A new 58 Field Squadron, RE, was formed at Maidstone in January 1950 by redesignating 61 Fd Co (itself a redesignation of 561 Army Fd Co, originally raised in 1939 as part of 38th (Welsh) Divisional Engineers). The squadron formed part of 36 Army Engineer Regiment, and moved with it from Maidstone to Ripon in January 1951. However, the squadron was redesignated 20 Sqn in March 1954.

58 Squadron was reformed in January 1962 at the School of Military Engineering, Chatham, as part of The Depot Regiment, RE. 58 SME Squadron was redesignated 58 RSME Squadron the following year when the school received its 'Royal' designation. The squadron was disbanded in August 1973.
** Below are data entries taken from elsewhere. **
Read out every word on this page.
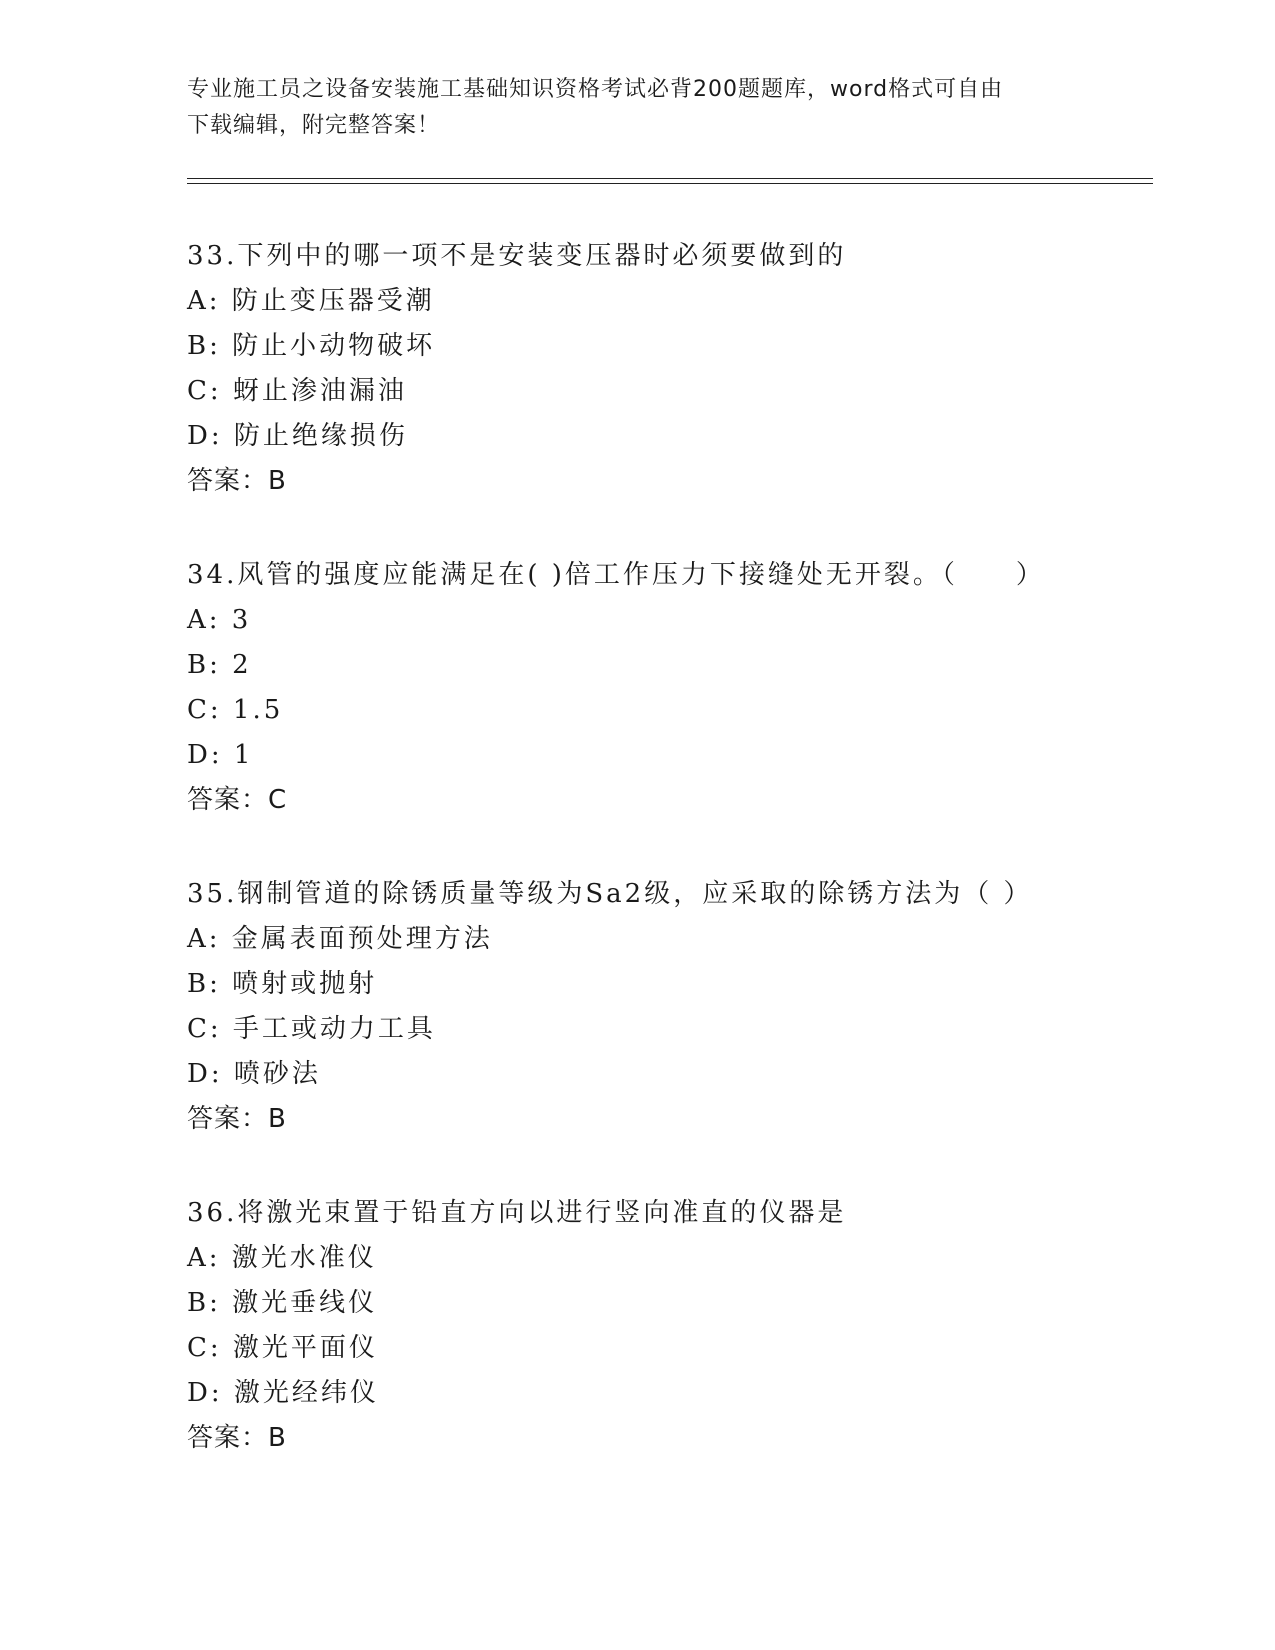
专业施工员之设备安装施工基础知识资格考试必背200题题库，word格式可自由
下载编辑，附完整答案！
33.下列中的哪一项不是安装变压器时必须要做到的
A: 防止变压器受潮
B: 防止小动物破坏
C: 蚜止渗油漏油
D: 防止绝缘损伤
答案：B
34.风管的强度应能满足在( )倍工作压力下接缝处无开裂。（　　）
A: 3
B: 2
C: 1.5
D: 1
答案：C
35.钢制管道的除锈质量等级为Sa2级，应采取的除锈方法为（ ）
A: 金属表面预处理方法
B: 喷射或抛射
C: 手工或动力工具
D: 喷砂法
答案：B
36.将激光束置于铅直方向以进行竖向准直的仪器是
A: 激光水准仪
B: 激光垂线仪
C: 激光平面仪
D: 激光经纬仪
答案：B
The present Explosive Ordnance Disposal (EOD) unit, 58 EOD Squadron (58 Field Squadron (EOD) since 1993), was reformed in August 1983 at Lodge Hill Camp, Chattenden, as part of 33 Engineer Regiment (EOD). Elements of the regiment served in the Falklands War in 1982 and the 1st Gulf War in 1990–91.

==Insignia==
Personnel of CW Groups during World War II wore a distinguishing flash beneath the RE shoulder title: this comprised a rectangle divided into three equal vertical stripes, green–yellow–red.

Qualified bomb-disposal personnel of 33 Rgt wear a badge on the left forearm comprising a yellow bomb facing downwards with two blue bands on the nose, all on a red oval background.